Walt's success was somewhat because he created something that was an original idea. That is no longer the case. It is now the same as McDonald's vs. Burger King vs. Wendy's vs. Taco Bell vs. Kentucky Fried Chicken vs. etc. There is also another economic "law" that everyone forgets and that is the law of diminishing returns. In WDW, at least, it seems that they are skirting pretty close to that point. They could invest more, but, it would have a much more difficult time recapturing that investment. How do you go beyond full up?

Through all our discussions on the topic, you know I'm all about long term sustainability. Long term profits. Long term investments meant to keep Disney as the preeminent family entertainment company in the world.

I just feel their lack of CAPEX and ignoring of Florida for years is a problem. If - God forbid - Another terrorist attack causes the tourism market to come to a screeching halt, Disney has a giant problem in Florida. Their business has moved to a model that's based on first time guests and seeming apathetic towards return business.

I'm all for them making a profit but I'm also all for them treating their front line employees right. I'm all for them being good corporate neighbors in Central Florida. I don't see them doing either anymore.

So as deal with diminishing returns? I think you invest. You give people reasons to return. You make them feel valued and that they got a great deal for their money. Disney is in the business of selling the experience and you do that (or what they taught me when I went through traditions) is to treat every guest as if they're someone special.

Summed up? It's how they use the money they make that I question. The simplton statements of "it's a business" lack the nuances of the complexities that surround the Walt Disney World Resort. It's more than profit margin - it's what they do with those profits.
 

PhotoDave219

Well-Known Member
The new outer ring and paths will and as already has done wonders for traffic flow. So no, it will be much less likely to be "trapped" the barren MK Hub desert.
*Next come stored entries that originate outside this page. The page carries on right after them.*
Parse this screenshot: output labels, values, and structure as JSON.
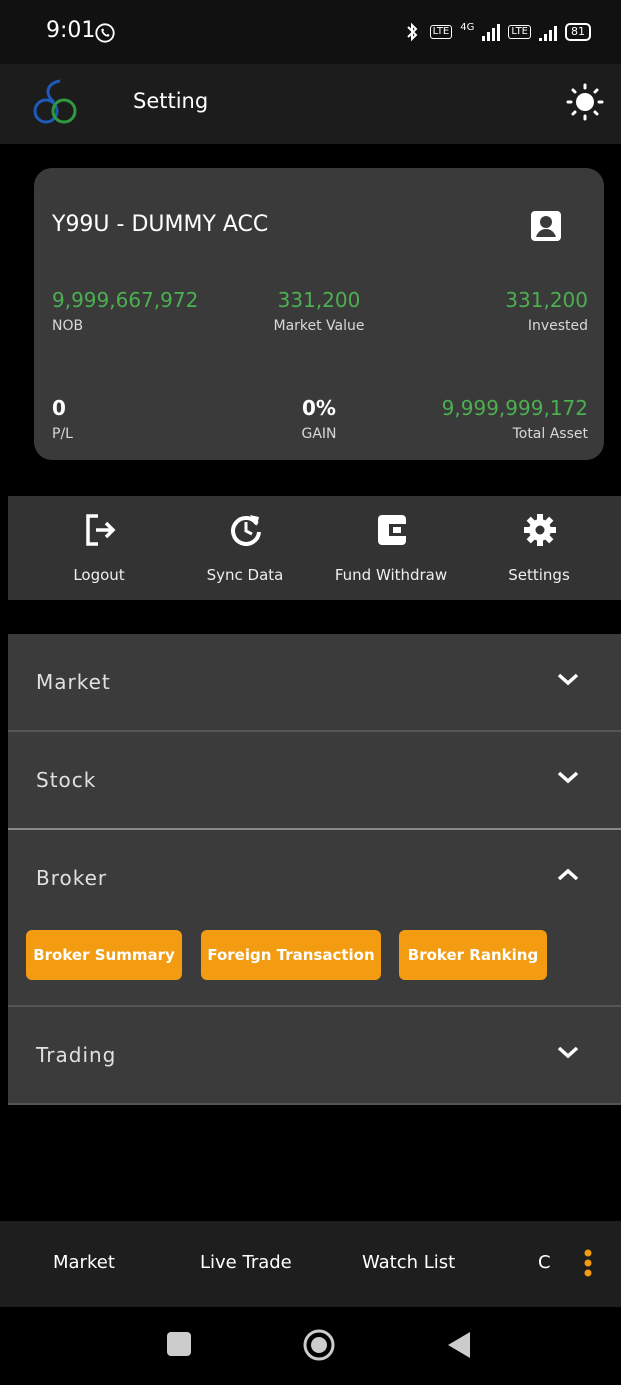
{
  "status": {
    "time": "9:01",
    "network": "4G",
    "lte": "LTE",
    "battery": "81"
  },
  "appbar": {
    "title": "Setting"
  },
  "account": {
    "name": "Y99U - DUMMY ACC",
    "nob": {
      "value": "9,999,667,972",
      "label": "NOB"
    },
    "market_value": {
      "value": "331,200",
      "label": "Market Value"
    },
    "invested": {
      "value": "331,200",
      "label": "Invested"
    },
    "pl": {
      "value": "0",
      "label": "P/L"
    },
    "gain": {
      "value": "0%",
      "label": "GAIN"
    },
    "total_asset": {
      "value": "9,999,999,172",
      "label": "Total Asset"
    }
  },
  "actions": [
    {
      "label": "Logout",
      "icon": "logout-icon"
    },
    {
      "label": "Sync Data",
      "icon": "sync-icon"
    },
    {
      "label": "Fund Withdraw",
      "icon": "wallet-icon"
    },
    {
      "label": "Settings",
      "icon": "gear-icon"
    }
  ],
  "sections": [
    {
      "label": "Market",
      "expanded": false
    },
    {
      "label": "Stock",
      "expanded": false
    },
    {
      "label": "Broker",
      "expanded": true,
      "chips": [
        "Broker Summary",
        "Foreign Transaction",
        "Broker Ranking"
      ]
    },
    {
      "label": "Trading",
      "expanded": false
    }
  ],
  "bottom_nav": [
    "Market",
    "Live Trade",
    "Watch List",
    "C"
  ],
  "colors": {
    "accent": "#f39c12",
    "positive": "#4caf50",
    "card": "#3a3a3a"
  }
}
A parklike hub would be beautiful no doubt. But there is no way it fits in modern MK. It would be nightmare.

BUT many say they miss how the mature trees provided better perspective fir Main Street and the castle. So would it have been possible to keep some large trees right at the end of MSUSA to keep that view intact, then open up into an open, functional hub? I'd dig that.

I miss the trees.

But that was 12 years ago.
 

psuchad

Active Member
There has been a lot of general statements of Disney not doing enough with their capital at WDW. Please share what you would like them to do with it. As far as I can see they are making a ton of investment to the property. They have several major projects currently under construction and several coming down the pipe.
 

jkpmac

Member
I have been following this argument about trees verses no trees, but as I see it, the hub design is reminiscent of the garden's at Versailles. In that design any large trees are in the periphery. And by Periphery I mean the big trees are so far to the side that they would not offer any shade opportunities in the "garden". In the gardens in front of the castle, the trees that are present are small, and many are in planters. Also I wonder if part of the design was from complaints of visitors who felt trees blocked photo opportunities over the years. We can complain all we want in this forum, and Disney may keep an eye, but I bet they pay more attention to complaints made directly. If more people complained about the trees directly to Disney than those who wanted them to stay, then the trees go. This is a great debate however, any personal attacks aside.